Thursday, September 29, 2016

We Don't Need No Stinkin' Lodestar...

Laffitte v. Robert Half Intl, No. S222996 (Cal. Aug. 11, 2016)

A long time ago, in Serrano v. Priest, 20 Cal. 3d 25 (1977)—Serrano III, the first two Serranos being about equal educational opportunity in public schools—the California Supreme Court ruled that the lodestar method (hours times reasonable rate) is the proper means of calculating an attorney fee award under the private attorney general doctrine. What happens when the award is not based on the private attorney general statute, but instead under the “common fund” doctrine—where one party obtains a pool of recovery to the collective benefit of a group of potential plaintiffs? Is the plaintiffs’ attorney stuck with a lodestar, or can he argue instead that he is entitled to a percentage of the overall recovery, even if that significantly exceeds the lodestar. 

This is just that case. Plaintiff settled a wage-and-hour class action for $19 million. His attorney asked for a third of the recovery, which was a little more than double the lodestar. After considering the lodestar multiple as a “cross-check” on the reasonableness of the percentage, the trial court approved the award. A member of the class objected and appealed, and the Court of Appeal affirmed. (My post on that opinion here.) The Supreme Court granted review on the issue of “whether Serrano III permits a trial court to calculate an attorney fee award from a class action common fund as a percentage of the fund, while using the lodestar-multiplier method as a cross-check of the selected percentage.

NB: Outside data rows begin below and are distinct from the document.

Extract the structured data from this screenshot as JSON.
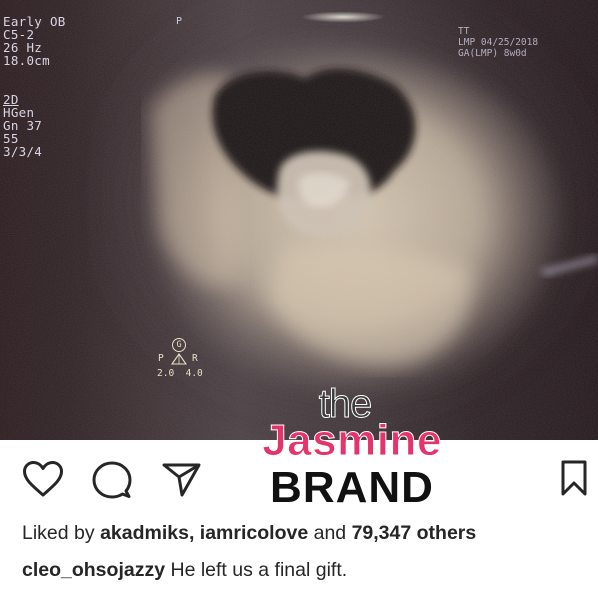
{
  "scan": {
    "readout_lines": [
      "Early OB",
      "C5-2",
      "26 Hz",
      "18.0cm"
    ],
    "mode_label": "2D",
    "mode_lines": [
      "HGen",
      "Gn 37",
      "55",
      "3/3/4"
    ],
    "top_marker": "P",
    "top_right_lines": [
      "TT",
      "LMP 04/25/2018",
      "GA(LMP) 8w0d"
    ],
    "orientation": {
      "g": "G",
      "left": "P",
      "right": "R",
      "scale": "2.0  4.0"
    }
  },
  "watermark": {
    "the": "the",
    "jasmine": "Jasmine",
    "brand": "BRAND"
  },
  "icons": {
    "like": "heart-outline",
    "comment": "speech-bubble-outline",
    "share": "paper-plane-outline",
    "save": "bookmark-outline"
  },
  "post": {
    "liked_prefix": "Liked by",
    "liked_users": "akadmiks, iamricolove",
    "liked_and": "and",
    "liked_count": "79,347 others",
    "username": "cleo_ohsojazzy",
    "caption_text": "He left us a final gift."
  },
  "colors": {
    "brand_pink": "#e6336b",
    "text": "#262626"
  }
}
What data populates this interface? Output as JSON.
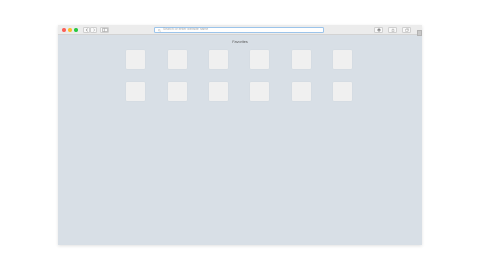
{
  "toolbar": {
    "address_placeholder": "Search or enter website name",
    "icons": {
      "close": "close-light",
      "minimize": "minimize-light",
      "zoom": "zoom-light",
      "back": "chevron-left-icon",
      "forward": "chevron-right-icon",
      "sidebar": "sidebar-icon",
      "search": "magnifier-icon",
      "downloads": "download-icon",
      "share": "share-icon",
      "tabs": "tabs-icon"
    }
  },
  "favorites": {
    "title": "Favorites",
    "tile_count": 12
  },
  "colors": {
    "content_background": "#d8dfe6",
    "toolbar_background": "#ececec",
    "tile_background": "#f0f0f0",
    "address_focus_ring": "#9cc4ea"
  }
}
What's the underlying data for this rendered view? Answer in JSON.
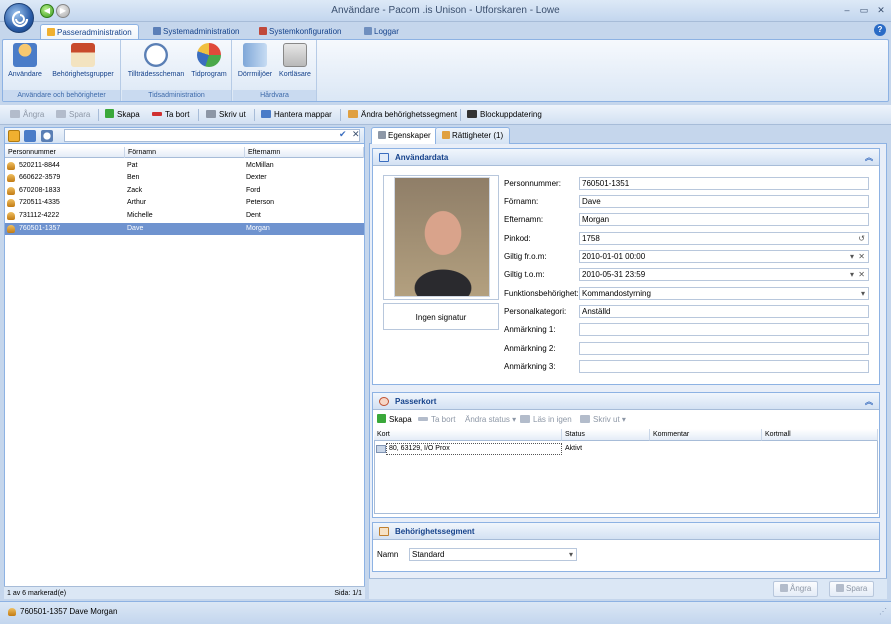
{
  "window": {
    "title": "Användare - Pacom .is Unison - Utforskaren - Lowe"
  },
  "ribbon_tabs": [
    {
      "label": "Passeradministration"
    },
    {
      "label": "Systemadministration"
    },
    {
      "label": "Systemkonfiguration"
    },
    {
      "label": "Loggar"
    }
  ],
  "ribbon_groups": [
    {
      "label": "Användare och behörigheter",
      "buttons": [
        "Användare",
        "Behörighetsgrupper"
      ]
    },
    {
      "label": "Tidsadministration",
      "buttons": [
        "Tillträdesscheman",
        "Tidprogram"
      ]
    },
    {
      "label": "Hårdvara",
      "buttons": [
        "Dörrmiljöer",
        "Kortläsare"
      ]
    }
  ],
  "toolbar": {
    "undo": "Ångra",
    "save": "Spara",
    "create": "Skapa",
    "delete": "Ta bort",
    "print": "Skriv ut",
    "manage_folders": "Hantera mappar",
    "change_segments": "Ändra behörighetssegment",
    "block_update": "Blockuppdatering"
  },
  "grid": {
    "columns": [
      "Personnummer",
      "Förnamn",
      "Efternamn"
    ],
    "rows": [
      [
        "520211-8844",
        "Pat",
        "McMillan"
      ],
      [
        "660622-3579",
        "Ben",
        "Dexter"
      ],
      [
        "670208-1833",
        "Zack",
        "Ford"
      ],
      [
        "720511-4335",
        "Arthur",
        "Peterson"
      ],
      [
        "731112-4222",
        "Michelle",
        "Dent"
      ],
      [
        "760501-1357",
        "Dave",
        "Morgan"
      ]
    ],
    "status_left": "1 av 6 markerad(e)",
    "status_right": "Sida: 1/1"
  },
  "detail_tabs": [
    {
      "label": "Egenskaper"
    },
    {
      "label": "Rättigheter (1)"
    }
  ],
  "userdata": {
    "heading": "Användardata",
    "signature": "Ingen signatur",
    "fields": [
      {
        "label": "Personnummer:",
        "value": "760501-1351"
      },
      {
        "label": "Förnamn:",
        "value": "Dave"
      },
      {
        "label": "Efternamn:",
        "value": "Morgan"
      },
      {
        "label": "Pinkod:",
        "value": "1758"
      },
      {
        "label": "Giltig fr.o.m:",
        "value": "2010-01-01 00:00"
      },
      {
        "label": "Giltig t.o.m:",
        "value": "2010-05-31 23:59"
      },
      {
        "label": "Funktionsbehörighet:",
        "value": "Kommandostyrning"
      },
      {
        "label": "Personalkategori:",
        "value": "Anställd"
      },
      {
        "label": "Anmärkning 1:",
        "value": ""
      },
      {
        "label": "Anmärkning 2:",
        "value": ""
      },
      {
        "label": "Anmärkning 3:",
        "value": ""
      }
    ]
  },
  "passerkort": {
    "heading": "Passerkort",
    "toolbar": {
      "create": "Skapa",
      "delete": "Ta bort",
      "change_status": "Ändra status",
      "read_in": "Läs in igen",
      "print": "Skriv ut"
    },
    "columns": [
      "Kort",
      "Status",
      "Kommentar",
      "Kortmall"
    ],
    "rows": [
      [
        "80, 63129, I/O Prox",
        "Aktivt",
        "",
        ""
      ]
    ]
  },
  "segment": {
    "heading": "Behörighetssegment",
    "name_label": "Namn",
    "name_value": "Standard"
  },
  "bottom_buttons": {
    "undo": "Ångra",
    "save": "Spara"
  },
  "statusbar": {
    "user": "760501-1357 Dave Morgan"
  }
}
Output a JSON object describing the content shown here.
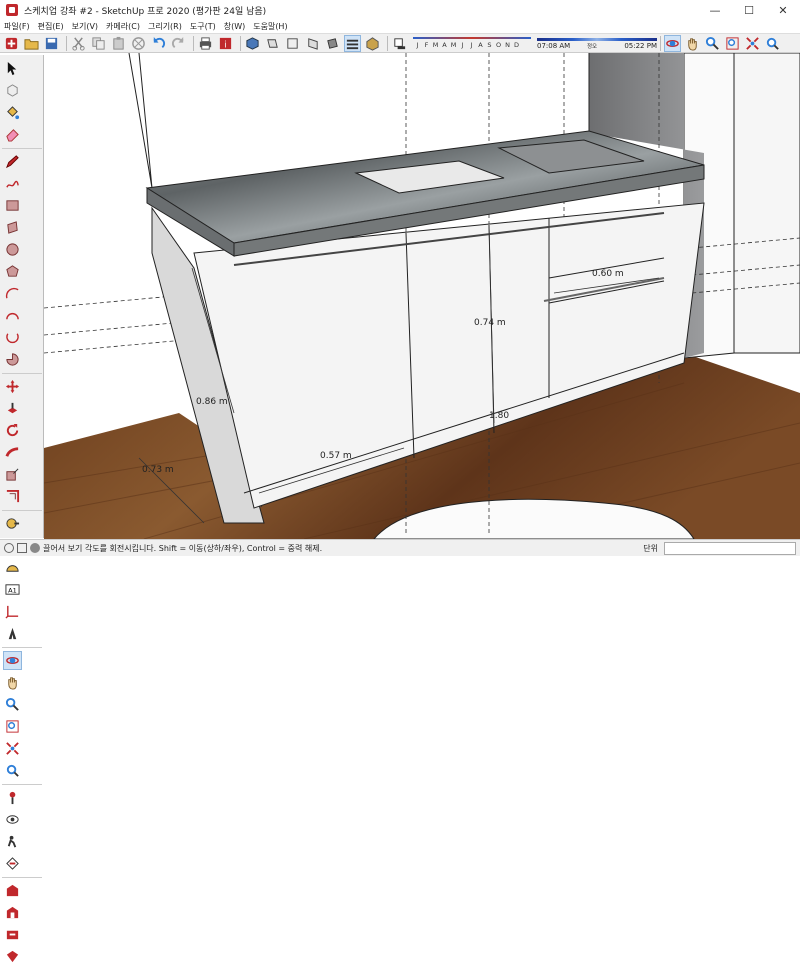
{
  "window": {
    "title": "스케치업 강좌 #2 - SketchUp 프로 2020 (평가판 24일 남음)",
    "minimize": "—",
    "maximize": "☐",
    "close": "✕"
  },
  "menu": [
    "파일(F)",
    "편집(E)",
    "보기(V)",
    "카메라(C)",
    "그리기(R)",
    "도구(T)",
    "창(W)",
    "도움말(H)"
  ],
  "toolbar": {
    "months": [
      "J",
      "F",
      "M",
      "A",
      "M",
      "J",
      "J",
      "A",
      "S",
      "O",
      "N",
      "D"
    ],
    "sunrise": "07:08 AM",
    "noon": "정오",
    "sunset": "05:22 PM"
  },
  "viewport": {
    "dimensions": {
      "height_left": "0.86 m",
      "width_bottom": "0.57 m",
      "depth_floor": "0.73 m",
      "height_center": "0.74 m",
      "height_lower": "1.80",
      "drawer_width": "0.60 m"
    },
    "colors": {
      "countertop": "#6e7375",
      "cabinet": "#f4f4f4",
      "floor": "#7a4a26",
      "wall_dark": "#8a8b8d",
      "outline": "#222222"
    }
  },
  "status": {
    "message": "끌어서 보기 각도를 회전시킵니다. Shift = 이동(상하/좌우), Control = 중력 해제.",
    "unit_label": "단위",
    "unit_value": ""
  }
}
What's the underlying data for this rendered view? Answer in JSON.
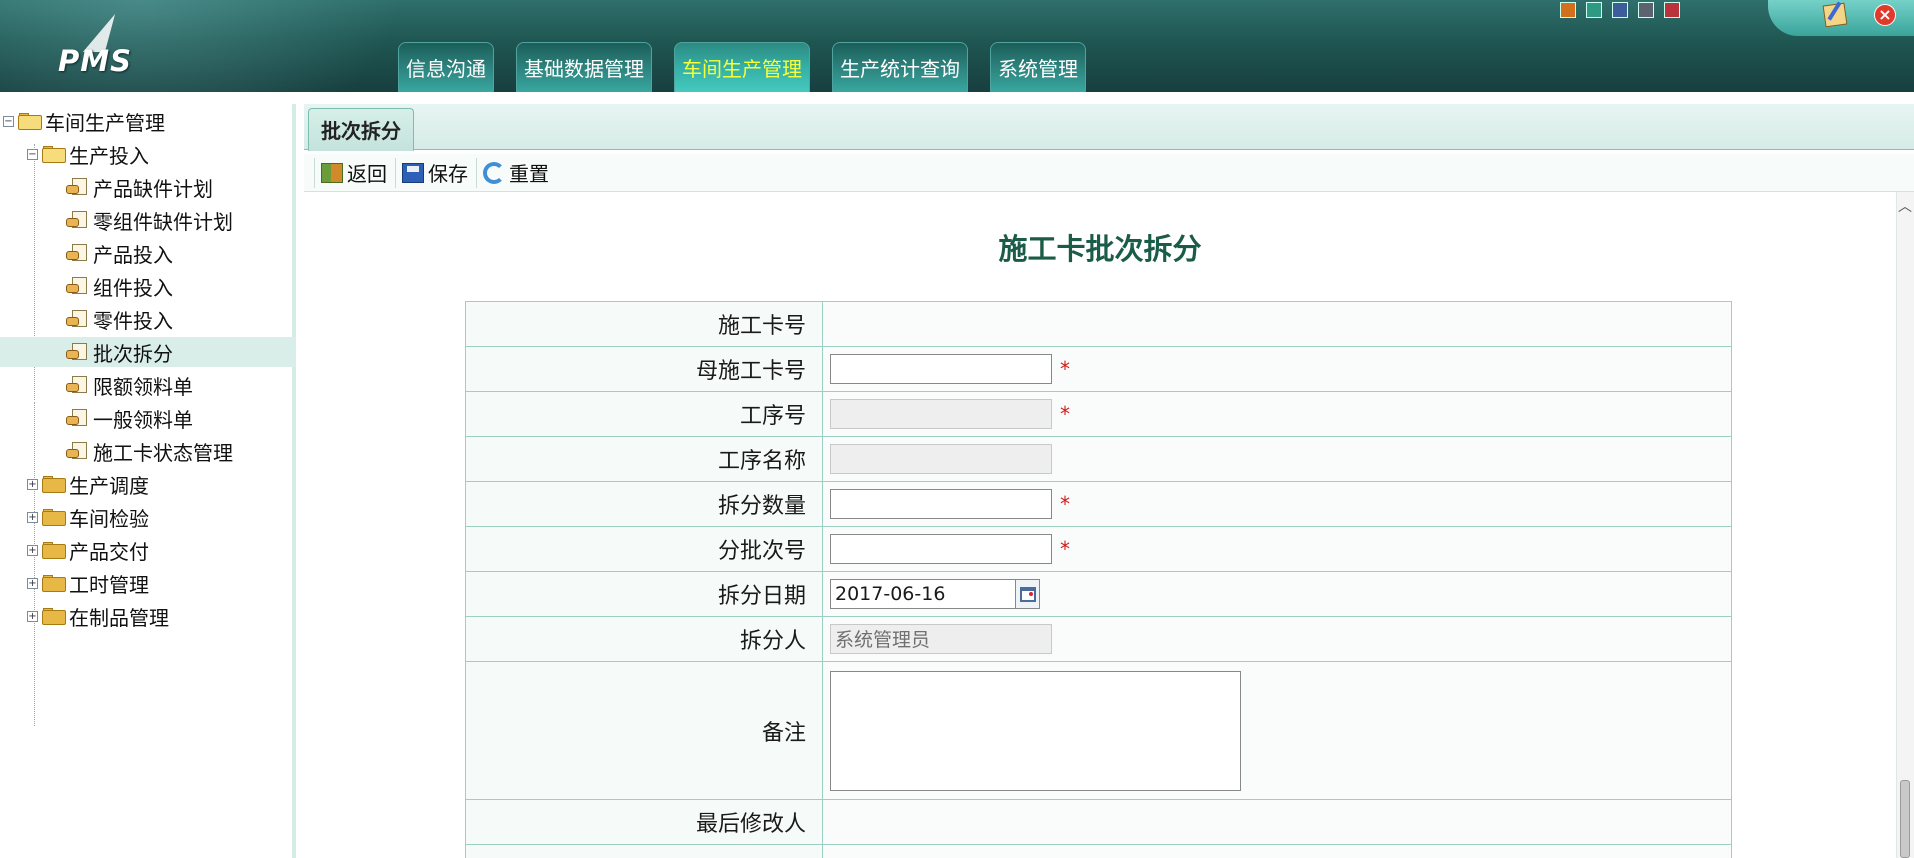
{
  "header": {
    "logo_text": "PMS",
    "nav": [
      {
        "label": "信息沟通",
        "active": false
      },
      {
        "label": "基础数据管理",
        "active": false
      },
      {
        "label": "车间生产管理",
        "active": true
      },
      {
        "label": "生产统计查询",
        "active": false
      },
      {
        "label": "系统管理",
        "active": false
      }
    ],
    "theme_colors": [
      "#d2701e",
      "#2e9a83",
      "#3c5c9a",
      "#5d6270",
      "#b8343a"
    ]
  },
  "sidebar": {
    "root": "车间生产管理",
    "group_open": "生产投入",
    "leaves": [
      "产品缺件计划",
      "零组件缺件计划",
      "产品投入",
      "组件投入",
      "零件投入",
      "批次拆分",
      "限额领料单",
      "一般领料单",
      "施工卡状态管理"
    ],
    "selected_leaf": "批次拆分",
    "groups_closed": [
      "生产调度",
      "车间检验",
      "产品交付",
      "工时管理",
      "在制品管理"
    ]
  },
  "tab": {
    "label": "批次拆分"
  },
  "toolbar": {
    "back": "返回",
    "save": "保存",
    "reset": "重置"
  },
  "form": {
    "title": "施工卡批次拆分",
    "required_mark": "*",
    "fields": {
      "card_no": {
        "label": "施工卡号",
        "value": ""
      },
      "parent_card_no": {
        "label": "母施工卡号",
        "value": ""
      },
      "process_no": {
        "label": "工序号",
        "value": ""
      },
      "process_name": {
        "label": "工序名称",
        "value": ""
      },
      "split_qty": {
        "label": "拆分数量",
        "value": ""
      },
      "batch_no": {
        "label": "分批次号",
        "value": ""
      },
      "split_date": {
        "label": "拆分日期",
        "value": "2017-06-16"
      },
      "splitter": {
        "label": "拆分人",
        "value": "系统管理员"
      },
      "remark": {
        "label": "备注",
        "value": ""
      },
      "last_modifier": {
        "label": "最后修改人",
        "value": ""
      }
    }
  }
}
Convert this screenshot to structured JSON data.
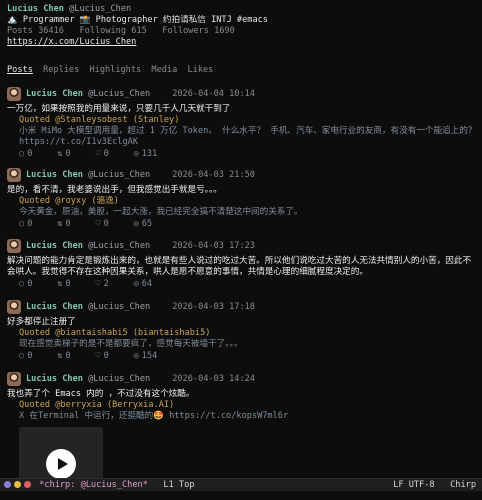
{
  "profile": {
    "name": "Lucius Chen",
    "handle": "@Lucius_Chen",
    "bio": "🏔️ Programmer 📸 Photographer 约拍请私信 INTJ #emacs",
    "posts_label": "Posts",
    "posts": "36416",
    "following_label": "Following",
    "following": "615",
    "followers_label": "Followers",
    "followers": "1690",
    "url": "https://x.com/Lucius_Chen"
  },
  "tabs": [
    "Posts",
    "Replies",
    "Highlights",
    "Media",
    "Likes"
  ],
  "tweets": [
    {
      "name": "Lucius Chen",
      "handle": "@Lucius_Chen",
      "date": "2026-04-04 10:14",
      "text": "一万亿，如果按照我的用量来说，只要几千人几天就干到了",
      "quote_by": "Quoted @Stanleysobest (Stanley)",
      "quote_text": "小米 MiMo 大模型调用量，超过 1 万亿 Token。 什么水平？ 手机、汽车、家电行业的友商，有没有一个能追上的？ https://t.co/I1v3EclgAK",
      "replies": "0",
      "retweets": "0",
      "likes": "0",
      "views": "131"
    },
    {
      "name": "Lucius Chen",
      "handle": "@Lucius_Chen",
      "date": "2026-04-03 21:50",
      "text": "是的，看不清，我老婆说出手，但我感觉出手就是亏。。。",
      "quote_by": "Quoted @royxy (骆逸)",
      "quote_text": "今天黄金，原油，美股，一起大涨，我已经完全搞不清楚这中间的关系了。",
      "replies": "0",
      "retweets": "0",
      "likes": "0",
      "views": "65"
    },
    {
      "name": "Lucius Chen",
      "handle": "@Lucius_Chen",
      "date": "2026-04-03 17:23",
      "text": "解决问题的能力肯定是锻炼出来的，也就是有些人说过的吃过大苦。所以他们说吃过大苦的人无法共情别人的小苦，因此不会哄人。我觉得不存在这种因果关系，哄人是愿不愿意的事情，共情是心理的细腻程度决定的。",
      "replies": "0",
      "retweets": "0",
      "likes": "2",
      "views": "64"
    },
    {
      "name": "Lucius Chen",
      "handle": "@Lucius_Chen",
      "date": "2026-04-03 17:18",
      "text": "好多都停止注册了",
      "quote_by": "Quoted @biantaishabi5 (biantaishabi5)",
      "quote_text": "现在感觉卖梯子的是不是都要疯了，感觉每天被墙干了。。。",
      "replies": "0",
      "retweets": "0",
      "likes": "0",
      "views": "154"
    },
    {
      "name": "Lucius Chen",
      "handle": "@Lucius_Chen",
      "date": "2026-04-03 14:24",
      "text": "我也弄了个 Emacs 内的 ，不过没有这个炫酷。",
      "quote_by": "Quoted @berryxia (Berryxia.AI)",
      "quote_text": "X 在Terminal 中运行，还挺酷的🤩 https://t.co/kopsW7ml6r"
    }
  ],
  "modeline": {
    "buffer": "*chirp: @Lucius_Chen*",
    "position": "L1 Top",
    "encoding": "LF UTF-8",
    "mode": "Chirp"
  },
  "colors": {
    "accent": "#7fc8a9",
    "quote_author": "#c9a356",
    "muted": "#7f8e99"
  },
  "icons": [
    "reply-icon",
    "retweet-icon",
    "like-icon",
    "views-icon",
    "play-icon"
  ]
}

The Court, in a unanimous opinion by Justice Werdegar, says yes. After a very extensive historical review of the evolving rationales for how to compute attorney fee awards in class actions, the court holds that Serrano III, does not, in fact, require the use of a lodestar computation in a common fund case. Among the many considerations, the court finds it particularly convincing that a lodestar promotes inefficiency in a common fund case as it creates an incentive to do unnecessary work when an early settlement can be obtained.

The court does find, however, that
in line with most of the other federal and state courts to address the issuea lodestar computation and a comparison of the multiple is a permissible cross-check for the trial court to gain confidence in the reasonableness of the award. The cross-check doesn’t need to be a full bore lodestar analysis. A reasonable estimation of hours and rates is enough to provide a benchmark to give confidence in the reasonableness of a percentage award.

Justice Liu, as he lately seems wont to do, concurs, raising some interesting, if somewhat academic, issues. He notes that there are serious issues in the public confidence in the courts that arise from potential rent-seeking in attorney compensation in class action cases.

The concurrence discusses how the academic literature and economic theory support the idea that class actions plaintiffs’ counsel should agree to fees ex ante and then be held to that agreement in the case of a settlement, subject to equitable modifications due to unforeseen circumstances. Making those assessments behind the veil of ignorance promotes a fairer allocation of the ultimate proceeds of the case between clients and lawyers, and avoids the conflict of interest issues that result from negotiating fee awards at the same time as a settlement. This could all be done early in the case, when a lead counsel is appointed, in a process overseen by the court. (Some academics have suggests that, at least for significant cases where there is competition amongst lawyers to represent the class, the process could be run like an auction. See Jill E. Fisch, Lawyers on the Auction Block: Evaluating the Selection of Class Counsel by Auction, 102 Colum. L. Rev. 650 (2002).)

Justice Liu also suggests that, in connection with fee litigation, a trial court can take the option of appointing an amicus to be a devil’s advocate about the fee award, ensuring that the issue is subjected to an appropriate adversarial process. That would ameliorate the post-settlement alignment of the interest of the defendants with the plaintiffs’ counsel in ensuring that the settlement struck is approved.

Both interesting ideas. We’ll see if some trial court ever bites on them.